I have a fair number of elms and sweet gums that need to come down. I do all my splitting manually and the elm has been killing me. Sweet gum I let sit in the round for a year and it seems to come apart easier, but the elm if anything is worse. Today I decided to try cutting it to 1 foot lengths for EW loading rather than NS. I can slab it off fairly well now at the shorter length combined with sharpening the edge on my maul. The X25 seems to handle the smaller diameter stuff and is easier to aim accurately for the small stuff. A few times I had to take a wedge to it. My $7 made in India box store wedge was getting pretty peened and I don't have a grinding wheel to dress it (it is too far gone for a file unless I want to spend a day working on it) so I broke out the Gransfors wedge my wife got me for my birthday. I've been admiring it rather than using it. Stupid on my part. There is no comparison. The GB is a much better tool. I have no idea how something as simple as a wedge can be jacked up by trying to make it as cheaply as possible, but there it is. I think the cheapo wedges have a place once the GB gets a round opened up, really any wedge can keep expanding the split- even a wooden one. But the GB definitely digs in and gets going a lot better. It is about the same as the difference between a good axe and a box store Chinese one.

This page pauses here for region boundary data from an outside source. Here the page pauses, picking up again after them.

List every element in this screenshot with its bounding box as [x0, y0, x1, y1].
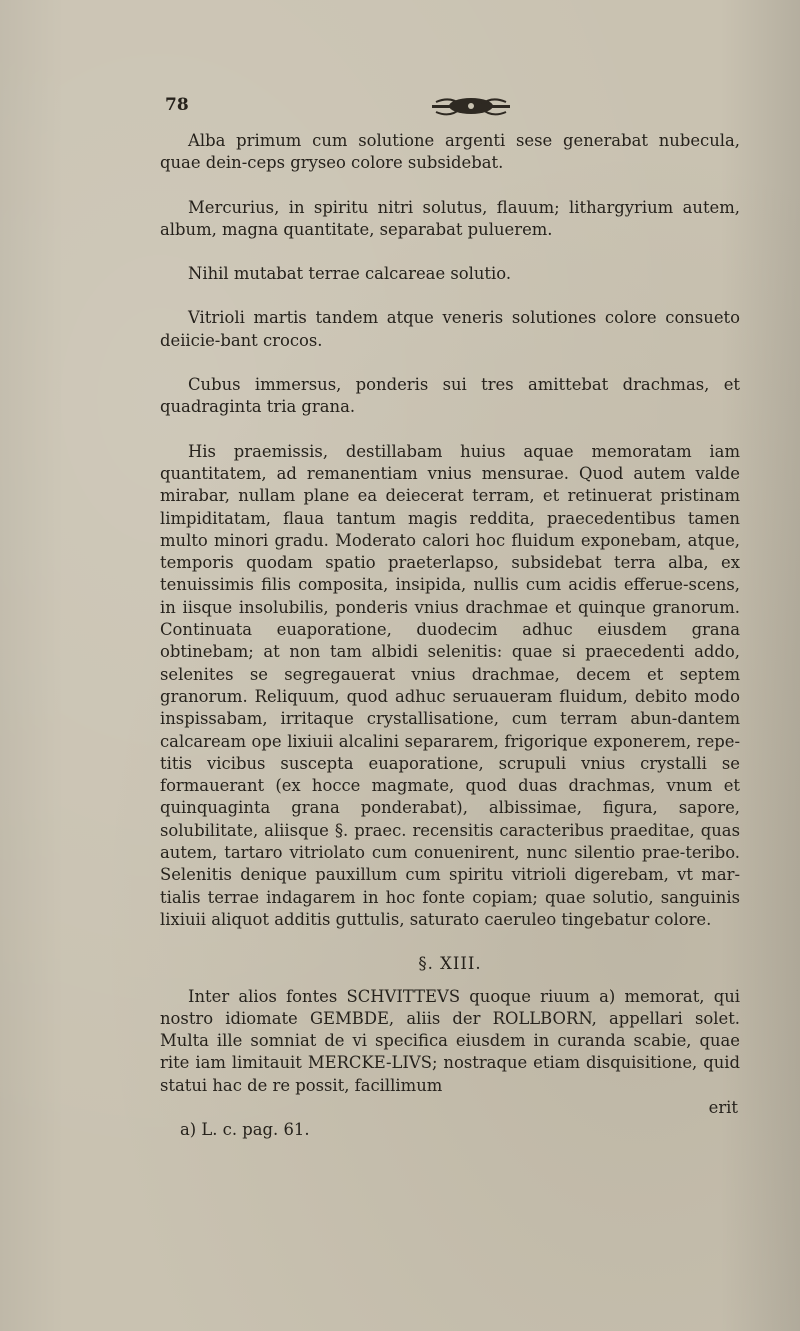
printers-ornament-icon — [430, 98, 512, 116]
paragraph: Alba primum cum solutione argenti sese generabat nubecula, quae dein-ceps gryseo colore subsidebat. — [160, 131, 740, 173]
paragraph: Cubus immersus, ponderis sui tres amittebat drachmas, et quadraginta tria grana. — [160, 375, 740, 417]
body-text — [160, 130, 740, 1142]
paragraph: Nihil mutabat terrae calcareae solutio. — [188, 264, 512, 284]
paragraph: His praemissis, destillabam huius aquae memoratam iam quantitatem, ad remanentiam vnius mensurae. Quod autem valde mirabar, nullam plane ea deiecerat terram, et retinuerat pristinam limpiditatam, flaua tantum magis reddita, praecedentibus tamen multo minori gradu. Moderato calori hoc fluidum exponebam, atque, temporis quodam spatio praeterlapso, subsidebat terra alba, ex tenuissimis filis composita, insipida, nullis cum acidis efferue-scens, in iisque insolubilis, ponderis vnius drachmae et quinque granorum. Continuata euaporatione, duodecim adhuc eiusdem grana obtinebam; at non tam albidi selenitis: quae si praecedenti addo, selenites se segregauerat vnius drachmae, decem et septem granorum. Reliquum, quod adhuc seruaueram fluidum, debito modo inspissabam, irritaque crystallisatione, cum terram abun-dantem calcaream ope lixiuii alcalini separarem, frigorique exponerem, repe-titis vicibus suscepta euaporatione, scrupuli vnius crystalli se formauerant (ex hocce magmate, quod duas drachmas, vnum et quinquaginta grana ponderabat), albissimae, figura, sapore, solubilitate, aliisque §. praec. recensitis caracteribus praeditae, quas autem, tartaro vitriolato cum conuenirent, nunc silentio prae-teribo. Selenitis denique pauxillum cum spiritu vitrioli digerebam, vt mar-tialis terrae indagarem in hoc fonte copiam; quae solutio, sanguinis lixiuii aliquot additis guttulis, saturato caeruleo tingebatur colore. — [160, 441, 740, 929]
catchword: erit — [708, 1097, 738, 1117]
page-header — [165, 95, 685, 121]
paragraph: Mercurius, in spiritu nitri solutus, flauum; lithargyrium autem, album, magna quantitate, separabat puluerem. — [160, 197, 740, 239]
footnote: a) L. c. pag. 61. — [180, 1120, 310, 1140]
section-heading: §. XIII. — [418, 954, 482, 974]
paragraph: Inter alios fontes SCHVITTEVS quoque riuum a) memorat, qui nostro idiomate GEMBDE, aliis der ROLLBORN, appellari solet. Multa ille somniat de vi specifica eiusdem in curanda scabie, quae rite iam limitauit MERCKE-LIVS; nostraque etiam disquisitione, quid statui hac de re possit, facillimum — [160, 986, 740, 1095]
page-number: 78 — [165, 95, 189, 115]
paragraph: Vitrioli martis tandem atque veneris solutiones colore consueto deiicie-bant crocos. — [160, 308, 740, 350]
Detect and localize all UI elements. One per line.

No pictures- the thunderstorms cranked up before I got any. Will get some when it lets up, which the weatherman says may be quite a while!
So far the elm we cut over the winter is splitting really easy. No bark on it at all and relatively light. I could burn it now if we needed it.

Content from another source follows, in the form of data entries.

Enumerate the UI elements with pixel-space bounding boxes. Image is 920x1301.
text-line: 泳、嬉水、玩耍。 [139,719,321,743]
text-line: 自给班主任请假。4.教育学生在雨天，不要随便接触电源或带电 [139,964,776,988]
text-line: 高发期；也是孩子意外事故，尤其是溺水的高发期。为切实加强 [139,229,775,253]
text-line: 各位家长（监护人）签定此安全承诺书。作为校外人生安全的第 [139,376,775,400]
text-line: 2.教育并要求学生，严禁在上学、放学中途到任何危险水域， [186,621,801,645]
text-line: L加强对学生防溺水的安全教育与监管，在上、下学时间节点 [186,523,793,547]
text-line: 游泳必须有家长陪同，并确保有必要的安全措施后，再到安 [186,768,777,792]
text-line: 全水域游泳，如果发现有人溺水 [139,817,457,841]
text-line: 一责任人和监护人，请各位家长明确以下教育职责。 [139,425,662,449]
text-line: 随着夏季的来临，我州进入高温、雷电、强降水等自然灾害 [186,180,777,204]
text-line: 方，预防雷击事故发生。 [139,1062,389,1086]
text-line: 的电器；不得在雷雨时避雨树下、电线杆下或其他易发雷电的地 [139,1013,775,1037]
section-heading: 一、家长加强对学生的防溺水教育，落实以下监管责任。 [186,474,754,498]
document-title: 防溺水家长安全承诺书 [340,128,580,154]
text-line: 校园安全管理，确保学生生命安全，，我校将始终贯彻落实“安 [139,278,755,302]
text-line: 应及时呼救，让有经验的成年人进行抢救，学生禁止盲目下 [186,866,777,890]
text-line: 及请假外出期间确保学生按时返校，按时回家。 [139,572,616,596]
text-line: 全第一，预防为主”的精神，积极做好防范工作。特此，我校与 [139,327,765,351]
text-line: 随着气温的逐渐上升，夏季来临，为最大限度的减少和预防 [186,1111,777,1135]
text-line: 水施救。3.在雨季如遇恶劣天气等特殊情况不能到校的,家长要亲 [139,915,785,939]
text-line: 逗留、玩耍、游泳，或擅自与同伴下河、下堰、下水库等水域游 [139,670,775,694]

I also split by hand and have come to the realization that some elm rounds simply cannot be split. Busted out the sledge and wedges Saturday and gave up after about ten minutes. It is Devil's wood I tell ya. Pure evil.
When I was splitting by hand, which was about 25 years worth I'd give it a few whacks with the monster maul. If that wouldn't do it it got tossed aside until I had a few then I'd cut down through with the saw a few inches and give'em the monster maul again.
If nothing else stack the tough ones aside until you get a decent pile and rent a splitter or run a splitter for hire add on CL. It will be worth the $ to save on the cussing and unnecessary extra swinging imo.
It burns nicely. But splits for chit! I only use hydro's on elm, and it's never a clean split. Stringy gnarly stuff. I've got a nice sized dead standing elm I cut up and hauled to where I can split it a few weeks ago. I just need to take the hydro's to it, then haul it to my house and stack it.
Allot depends where the tree grew & how MN stressed them thru their lifetime. Long & tall & straight grained or bent, twisted & lots of limbs. & some wood when good & dry , pops apart. Birch here splits nice when green, A lot tougher when dry , sometimes pieces go flying.
But it is true. First though, let Mother Nature do some work for you. After the tree is dead, leave it standing. When the bark is at least 75% off, then cut and it splits easy.
Red Elm splits fairly easy compared to White Elm (also known as American Elm), I split 12-18" rounds with a splitting wedge and maul with no real troubles. Elm is ugly to split but if you find it standing dead and without its bark it makes great firewood.
I only cut dead elm, it's always standing, and most has the bark completely off, and a crack in the trunk. Even then, I've yet to have any easy to split and they always test out the hydro splitters might. About half of my wood this past season was american elm. It's great burning wood, just tough to split. This year I will have mostly shagbark and sugar maple, but I already have 1 large elm cut and waiting for me to split and stack, and another smaller 10" elm as well that was close to top off a trailer load.